When Sen. Chambliss suggested that people could die because of Snowden's disclosures, he pressed Gen. Alexander to describe the value of a more comprehensive surveillance program: In Alexander's opinion, "if we had had that prior to 9/11, we would have known about the plot."

Does anyone recall President George Bush's daily intelligence briefing warning flag in August 2001?

Existing Laws

According to press reports, in both the Times and the Post, Director Alexander continues to emphasize that Section 215 does not permit the collection of the content of Americans' communications. However, NSA still reads the e-mails and the transcripts of phone calls of Americans who are in contact with foreign targets overseas; but it does so in a program separate from the Patriot Act -- try to follow the bouncing ball of legislative and bureaucratic history -- that is authorized under the Foreign Intelligence Surveillance Act. The latter program, authorized in 2008 under Section 702 of FISA, does not require an individual warrant for each target. (Emphasis added.)

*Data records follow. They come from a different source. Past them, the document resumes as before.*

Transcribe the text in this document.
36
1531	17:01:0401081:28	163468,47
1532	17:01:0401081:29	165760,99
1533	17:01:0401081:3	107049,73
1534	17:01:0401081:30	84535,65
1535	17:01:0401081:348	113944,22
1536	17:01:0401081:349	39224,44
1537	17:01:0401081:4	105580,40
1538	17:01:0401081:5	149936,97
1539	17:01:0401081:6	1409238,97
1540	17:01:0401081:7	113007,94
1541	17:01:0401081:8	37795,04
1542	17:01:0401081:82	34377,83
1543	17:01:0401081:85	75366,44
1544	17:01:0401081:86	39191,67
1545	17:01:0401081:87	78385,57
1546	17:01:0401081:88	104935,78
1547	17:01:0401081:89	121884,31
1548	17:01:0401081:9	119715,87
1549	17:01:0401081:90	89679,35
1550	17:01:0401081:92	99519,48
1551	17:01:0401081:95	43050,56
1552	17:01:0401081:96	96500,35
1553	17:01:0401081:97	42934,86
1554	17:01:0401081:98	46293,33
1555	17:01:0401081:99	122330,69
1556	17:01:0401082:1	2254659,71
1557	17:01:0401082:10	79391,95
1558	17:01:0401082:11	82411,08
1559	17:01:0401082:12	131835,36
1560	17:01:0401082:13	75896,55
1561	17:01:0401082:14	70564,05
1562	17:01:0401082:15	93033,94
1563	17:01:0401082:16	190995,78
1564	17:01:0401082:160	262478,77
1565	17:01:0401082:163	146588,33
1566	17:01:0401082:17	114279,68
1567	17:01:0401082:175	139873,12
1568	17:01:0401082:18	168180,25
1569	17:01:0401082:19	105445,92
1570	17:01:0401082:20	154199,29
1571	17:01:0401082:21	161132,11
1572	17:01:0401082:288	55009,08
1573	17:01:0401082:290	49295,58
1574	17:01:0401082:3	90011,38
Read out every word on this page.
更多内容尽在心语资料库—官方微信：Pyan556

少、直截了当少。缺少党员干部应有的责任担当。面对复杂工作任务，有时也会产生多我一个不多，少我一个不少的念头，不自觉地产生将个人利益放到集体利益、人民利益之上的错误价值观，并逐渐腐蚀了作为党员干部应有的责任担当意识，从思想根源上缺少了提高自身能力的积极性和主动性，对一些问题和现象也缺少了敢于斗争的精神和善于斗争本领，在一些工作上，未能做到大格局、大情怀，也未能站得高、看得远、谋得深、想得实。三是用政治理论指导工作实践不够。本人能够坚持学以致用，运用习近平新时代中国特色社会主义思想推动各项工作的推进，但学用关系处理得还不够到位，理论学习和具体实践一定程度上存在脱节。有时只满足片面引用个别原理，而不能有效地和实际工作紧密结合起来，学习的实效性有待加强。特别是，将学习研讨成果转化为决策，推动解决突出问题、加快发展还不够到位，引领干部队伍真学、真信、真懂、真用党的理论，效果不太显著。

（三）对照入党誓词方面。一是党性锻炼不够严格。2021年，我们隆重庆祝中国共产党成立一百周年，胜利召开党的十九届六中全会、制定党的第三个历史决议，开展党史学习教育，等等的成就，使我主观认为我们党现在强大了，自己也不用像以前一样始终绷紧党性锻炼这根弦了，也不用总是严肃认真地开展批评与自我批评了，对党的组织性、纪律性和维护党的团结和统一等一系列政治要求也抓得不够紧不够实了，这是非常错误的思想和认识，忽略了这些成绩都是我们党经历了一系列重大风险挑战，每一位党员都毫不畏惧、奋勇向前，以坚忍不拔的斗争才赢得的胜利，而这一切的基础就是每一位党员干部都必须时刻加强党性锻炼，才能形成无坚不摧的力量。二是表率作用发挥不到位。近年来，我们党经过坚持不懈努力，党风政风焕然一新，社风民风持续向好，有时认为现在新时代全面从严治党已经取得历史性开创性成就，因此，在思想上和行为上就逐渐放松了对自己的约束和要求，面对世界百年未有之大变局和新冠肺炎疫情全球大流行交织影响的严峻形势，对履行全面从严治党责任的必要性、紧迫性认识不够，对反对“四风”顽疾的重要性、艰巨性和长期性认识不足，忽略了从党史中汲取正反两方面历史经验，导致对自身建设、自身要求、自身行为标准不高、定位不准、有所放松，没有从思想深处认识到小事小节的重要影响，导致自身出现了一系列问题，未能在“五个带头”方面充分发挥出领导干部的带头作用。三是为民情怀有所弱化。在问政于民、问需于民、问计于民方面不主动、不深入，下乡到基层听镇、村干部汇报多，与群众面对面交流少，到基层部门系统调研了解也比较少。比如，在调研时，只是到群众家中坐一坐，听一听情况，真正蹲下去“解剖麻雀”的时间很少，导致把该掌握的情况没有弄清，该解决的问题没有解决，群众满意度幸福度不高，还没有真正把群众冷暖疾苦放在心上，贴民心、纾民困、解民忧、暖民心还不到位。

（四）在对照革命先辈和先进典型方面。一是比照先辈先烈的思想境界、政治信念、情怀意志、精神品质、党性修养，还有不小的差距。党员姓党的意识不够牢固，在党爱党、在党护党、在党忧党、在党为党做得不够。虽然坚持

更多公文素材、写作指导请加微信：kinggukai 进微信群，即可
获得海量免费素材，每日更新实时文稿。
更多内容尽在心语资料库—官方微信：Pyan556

With events in Kenya and Somalia prominently in the foreground this week, Gens. Clapper and Alexander characterized both programs as vital in fighting terrorism. Alexander denounced "the media leaker"--a reference to Edward Snowden--as "an IT administrator responsible for moving data to a common Web site." (Washington Post, "NSA Chief Defends Collecting Americans' Data," speech of September 25.)